With undulating fairways and elevated greens, players will return to a 6,800-yard Granddaddy that has plenty of spunk.

“We have a par 70 with two really interesting par 5s, the strongest par 3s on the Strand, by far, and we added on the front and back two very long par 4s.” said Schreiner, who moved his offices to Myrtle Beach and lives on the course.

While the design changes will be obvious, Schreiner, working in conjunction with course owner Burroughs & Chapin, has also made Pine Lakes an environmentally friendly course, aided in part by mother nature.

Every bunker on the course will be filled with sand mined from the property. In particular, the large waste bunker on what is now No. 12 (a  417-yard, par 4) was mined for thousands of tons of sand that met USGA specifications. The sand that used to be on the course was recycled and is now being used  top dress the course.
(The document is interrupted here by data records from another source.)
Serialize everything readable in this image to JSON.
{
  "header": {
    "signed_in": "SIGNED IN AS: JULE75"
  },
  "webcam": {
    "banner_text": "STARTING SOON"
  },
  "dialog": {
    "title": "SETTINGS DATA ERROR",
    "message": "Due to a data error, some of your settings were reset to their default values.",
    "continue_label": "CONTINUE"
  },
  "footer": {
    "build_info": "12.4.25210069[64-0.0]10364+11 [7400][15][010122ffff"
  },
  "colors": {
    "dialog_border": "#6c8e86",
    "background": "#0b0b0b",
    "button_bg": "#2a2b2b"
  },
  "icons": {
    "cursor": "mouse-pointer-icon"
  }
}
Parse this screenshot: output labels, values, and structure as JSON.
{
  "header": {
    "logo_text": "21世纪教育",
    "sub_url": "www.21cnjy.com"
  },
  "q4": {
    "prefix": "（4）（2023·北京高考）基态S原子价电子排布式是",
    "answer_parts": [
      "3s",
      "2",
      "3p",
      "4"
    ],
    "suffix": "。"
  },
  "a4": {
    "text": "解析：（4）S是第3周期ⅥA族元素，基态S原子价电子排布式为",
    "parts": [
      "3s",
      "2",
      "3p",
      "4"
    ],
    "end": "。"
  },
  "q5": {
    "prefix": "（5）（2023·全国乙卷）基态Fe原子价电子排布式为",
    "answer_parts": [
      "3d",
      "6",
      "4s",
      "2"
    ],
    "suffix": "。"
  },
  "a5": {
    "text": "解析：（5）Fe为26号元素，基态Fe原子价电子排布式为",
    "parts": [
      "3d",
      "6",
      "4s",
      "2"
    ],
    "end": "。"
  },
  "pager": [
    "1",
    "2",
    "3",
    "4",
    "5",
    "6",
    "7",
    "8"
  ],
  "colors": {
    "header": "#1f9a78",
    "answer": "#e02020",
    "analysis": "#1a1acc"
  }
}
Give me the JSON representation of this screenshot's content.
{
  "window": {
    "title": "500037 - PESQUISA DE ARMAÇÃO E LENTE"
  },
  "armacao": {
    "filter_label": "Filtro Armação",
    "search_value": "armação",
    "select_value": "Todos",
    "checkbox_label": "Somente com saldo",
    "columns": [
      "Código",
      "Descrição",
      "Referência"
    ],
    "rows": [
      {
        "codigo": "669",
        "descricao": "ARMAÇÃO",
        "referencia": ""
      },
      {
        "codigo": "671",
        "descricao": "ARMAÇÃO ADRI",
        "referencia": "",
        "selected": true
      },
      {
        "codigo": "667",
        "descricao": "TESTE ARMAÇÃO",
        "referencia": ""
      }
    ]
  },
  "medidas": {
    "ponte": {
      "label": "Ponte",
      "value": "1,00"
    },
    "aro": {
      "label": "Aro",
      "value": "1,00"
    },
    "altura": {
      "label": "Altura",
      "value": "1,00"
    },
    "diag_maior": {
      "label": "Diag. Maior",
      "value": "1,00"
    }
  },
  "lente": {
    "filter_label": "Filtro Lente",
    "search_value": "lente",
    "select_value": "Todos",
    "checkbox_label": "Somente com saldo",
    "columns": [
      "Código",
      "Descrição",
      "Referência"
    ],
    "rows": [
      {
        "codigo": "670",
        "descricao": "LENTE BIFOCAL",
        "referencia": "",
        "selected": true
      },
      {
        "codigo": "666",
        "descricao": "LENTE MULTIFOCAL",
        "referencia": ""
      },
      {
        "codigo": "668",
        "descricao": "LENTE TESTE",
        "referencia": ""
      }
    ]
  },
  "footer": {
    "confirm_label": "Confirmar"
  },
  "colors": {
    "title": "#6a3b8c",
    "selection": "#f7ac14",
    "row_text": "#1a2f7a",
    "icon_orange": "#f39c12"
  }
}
The oak trees, pine trees and crape myrtles that stood in the path of the redesign were replanted in an on-course nursery during construction and have since been returned to the course. Virtually nothing on the property was wasted and the maturity of the re-planted vegetation adds considerably to the layout’s visual appeal.
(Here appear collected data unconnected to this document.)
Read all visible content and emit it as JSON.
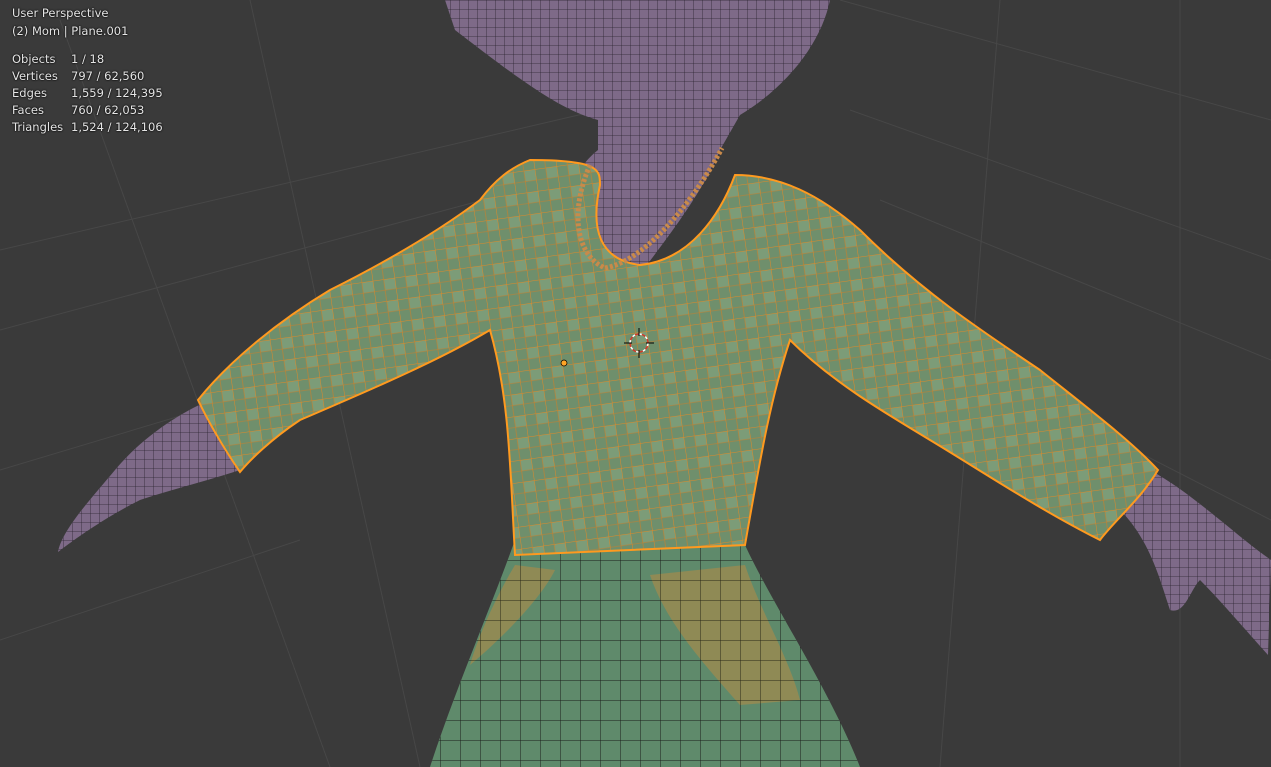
{
  "viewport": {
    "view_label": "User Perspective",
    "object_label": "(2) Mom | Plane.001",
    "colors": {
      "background": "#3a3a3a",
      "grid": "#474747",
      "skin": "#7e6a88",
      "shirt": "#6f8f6c",
      "shirt_light": "#86a783",
      "skirt": "#5f8a6b",
      "skirt_patch": "#8f8a55",
      "selection_outline": "#ff9a1f",
      "wire": "#1b1f1b"
    },
    "icons": {
      "cursor": "3d-cursor-icon",
      "origin": "object-origin-icon"
    }
  },
  "stats": [
    {
      "label": "Objects",
      "value": "1 / 18"
    },
    {
      "label": "Vertices",
      "value": "797 / 62,560"
    },
    {
      "label": "Edges",
      "value": "1,559 / 124,395"
    },
    {
      "label": "Faces",
      "value": "760 / 62,053"
    },
    {
      "label": "Triangles",
      "value": "1,524 / 124,106"
    }
  ]
}
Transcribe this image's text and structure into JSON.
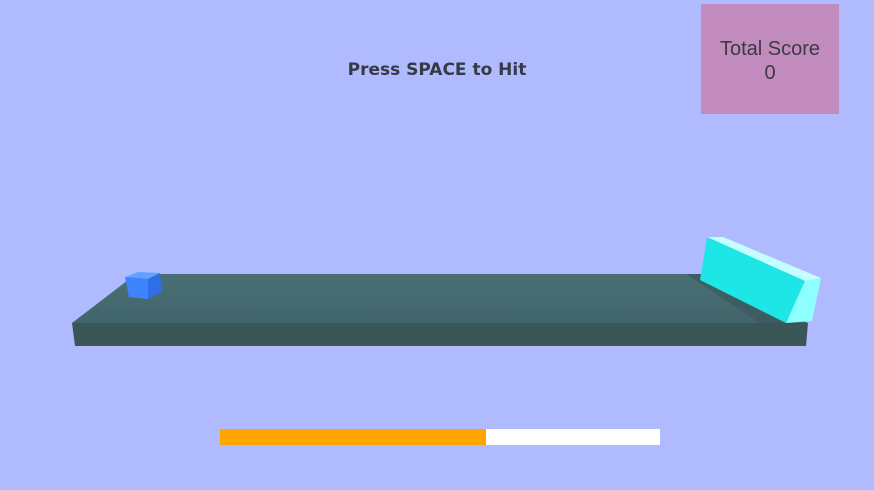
{
  "hud": {
    "hint_text": "Press SPACE to Hit",
    "score_label": "Total Score",
    "score_value": "0"
  },
  "power": {
    "fraction": 0.605,
    "fill_color": "#ffa500",
    "track_color": "#ffffff"
  },
  "scene": {
    "background_color": "#afbbfe",
    "table_top_color": "#466a72",
    "table_front_color": "#3b5656",
    "puck_color": "#3f84fc",
    "bumper_color": "#1ee6e6"
  }
}
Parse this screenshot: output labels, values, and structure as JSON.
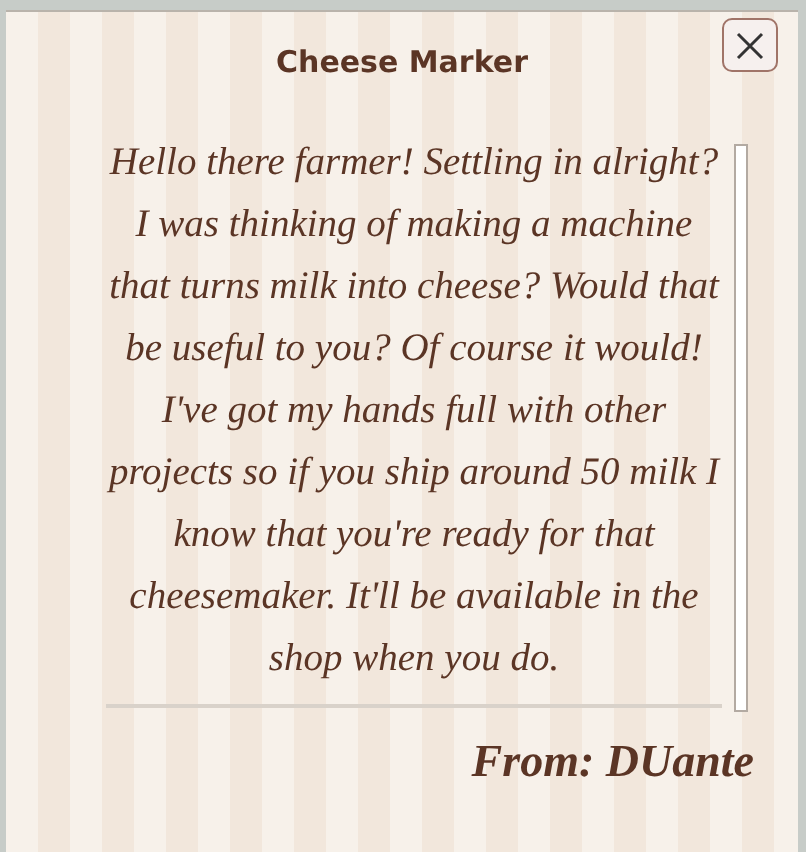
{
  "letter": {
    "title": "Cheese Marker",
    "body": "Hello there farmer! Settling in alright? I was thinking of making a machine that turns milk into cheese? Would that be useful to you? Of course it would! I've got my hands full with other projects so if you ship around 50 milk I know that you're ready for that cheesemaker. It'll be available in the shop when you do.",
    "signature": "From: DUante"
  }
}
The fairway movement will enhance the challenge golfers face, and it will bring a more subtle benefit. As part of his work, Schreiner increased the amount of water on the course 10-fold and linked all of the property’s lakes via underground pipe. The course’s undulation will aid runoff and should provide Pine Lakes with the Grand Strand’s best irrigation system.

The course’s reopening will serve as a debut for Schreiner’s redesign and for pas palum’s entrance into the Grand Strand turf market. A warm weather grass that thrives in sodium heavy water (a critical factor for a course located less than ½ mile from the Ocean), pas palum can be cut to multiple heights.

As a result of the turf’s versatility, pas palum will be the only grass at Pine Lakes, covering everything from tee to green.

“It looks more like bentgrass than the Bermuda’s you see down here and that’s one of its appeals,” Schreiner said. “It’s got this lush green texture and you can grow it at several different heights.”

The course is still six months from opening, but it’s 98 percent grown in. The heavy design lifting is done, and Schreiner can’t wait for the public to get a new look at Myrtle Beach’s oldest course.

“It’s like taking the varnish off an old piece of furniture,” Schreiner said of his work. “If you paint something seven or eight times, all the detail gets lost. All you had to do was drop the lows and raise the highs, and the golf course just jumps out at you.

“I hope (golfers) love it, because I do.”